Adelina miró a la mujer, escuchando el tono en que ella hablaba de su padre. Con mucha familiaridad, intimidad.

—¿Viven juntos?—le preguntó a Gloria.

—Yo vivo aquí, sí—dijo Gloria. Estaba tan nerviosa que estaba apretando fuertemente la toalla que tenía en las manos.

—Lo que quise decir es que si usted es su pareja—dijo Adelina, no queriendo decir las palabras «mi padre» y «esposa».

—Si señorita, yo soy su pareja.

Adelina miró al detective González. ¿Por qué no le había mencionado eso?

—Escuche, señorita—dijo Gloria—, él no se acuerda de su pasado. No sabíamos si estaba casado y si tenía hijos. Por muchos años estuvimos como amigos, pensando que algun día alguien iba a venir a buscarlo, pero nadie vino. Estamos viejos ya. Hace unos años decidimos darnos la oportunidad de ser felices.

Adelina miró a Gloria retorcer la toalla como si fuera un pescuezo de gallina.

—He tenido tanto miedo de que este momento llegara—dijo Gloria, antes de disculparse y salir corriendo para esconderse en la cocina.

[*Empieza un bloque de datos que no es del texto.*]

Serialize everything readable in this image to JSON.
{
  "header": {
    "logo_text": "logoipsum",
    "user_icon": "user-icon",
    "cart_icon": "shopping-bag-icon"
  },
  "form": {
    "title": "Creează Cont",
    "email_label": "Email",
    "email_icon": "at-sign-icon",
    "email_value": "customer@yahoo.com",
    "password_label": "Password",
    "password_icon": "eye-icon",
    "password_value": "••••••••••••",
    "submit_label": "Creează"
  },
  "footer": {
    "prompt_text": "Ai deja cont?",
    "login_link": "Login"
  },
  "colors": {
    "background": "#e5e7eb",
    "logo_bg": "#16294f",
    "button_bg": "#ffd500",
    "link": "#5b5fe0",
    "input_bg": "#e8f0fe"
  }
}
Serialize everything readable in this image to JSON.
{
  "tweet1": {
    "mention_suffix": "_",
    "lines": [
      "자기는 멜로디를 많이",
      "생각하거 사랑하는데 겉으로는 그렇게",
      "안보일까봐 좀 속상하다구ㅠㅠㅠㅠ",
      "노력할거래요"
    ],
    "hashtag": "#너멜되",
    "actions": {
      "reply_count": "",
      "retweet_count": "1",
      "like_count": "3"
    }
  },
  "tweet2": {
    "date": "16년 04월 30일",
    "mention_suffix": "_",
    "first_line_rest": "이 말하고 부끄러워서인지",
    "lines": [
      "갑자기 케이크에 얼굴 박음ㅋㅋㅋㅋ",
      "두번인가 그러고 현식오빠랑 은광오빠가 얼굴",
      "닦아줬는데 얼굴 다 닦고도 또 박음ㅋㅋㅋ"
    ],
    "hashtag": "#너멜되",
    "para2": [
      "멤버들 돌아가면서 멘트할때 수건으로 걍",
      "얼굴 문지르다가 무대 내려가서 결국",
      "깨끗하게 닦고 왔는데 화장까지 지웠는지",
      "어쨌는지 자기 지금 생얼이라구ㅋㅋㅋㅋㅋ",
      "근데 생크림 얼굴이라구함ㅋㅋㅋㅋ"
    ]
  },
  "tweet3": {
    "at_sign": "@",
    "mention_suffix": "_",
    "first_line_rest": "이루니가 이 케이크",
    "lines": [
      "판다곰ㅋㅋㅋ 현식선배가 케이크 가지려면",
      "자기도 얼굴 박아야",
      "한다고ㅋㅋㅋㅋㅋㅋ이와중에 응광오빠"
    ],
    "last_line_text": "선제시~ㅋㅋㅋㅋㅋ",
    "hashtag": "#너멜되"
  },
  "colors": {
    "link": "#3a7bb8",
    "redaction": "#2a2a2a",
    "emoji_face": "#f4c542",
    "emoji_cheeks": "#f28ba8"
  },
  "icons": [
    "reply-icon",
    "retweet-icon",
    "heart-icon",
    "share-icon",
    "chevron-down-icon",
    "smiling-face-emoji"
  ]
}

Adelina no sabía qué pensar. Había visto bien la cara de Gloria, la agonía escrita en su rostro. Debía ser difícil tener una relación con alguien sabiendo que algun día llegaría el pasado a pedir cuentas.

Oyó que alguien chiflaba afuera. Inmediatamente se enderezó, los ojos estaban pegados a la puerta. Lentamente se movió la chapa. Adelina apretó las manos, como si estuviera rezando. «Por favor, que sea mi padre. Por favor».

La puerta se abrió y entró el hombre a quien había estado esperando. Él se recargó contra la puerta y miró a Adelina.

Adelina se puso de pie, no sabiendo qué decirle. La quijada le tembló levemente, pero apretó los dientes dentro de la boca.

—Buenos días—dijo él al estrechar la mano—. Yo soy Miguel García.

—Buenos días—dijo Adelina, estrechando la mano para saludarlo. Las manos de él eran ásperas como piedra pómez.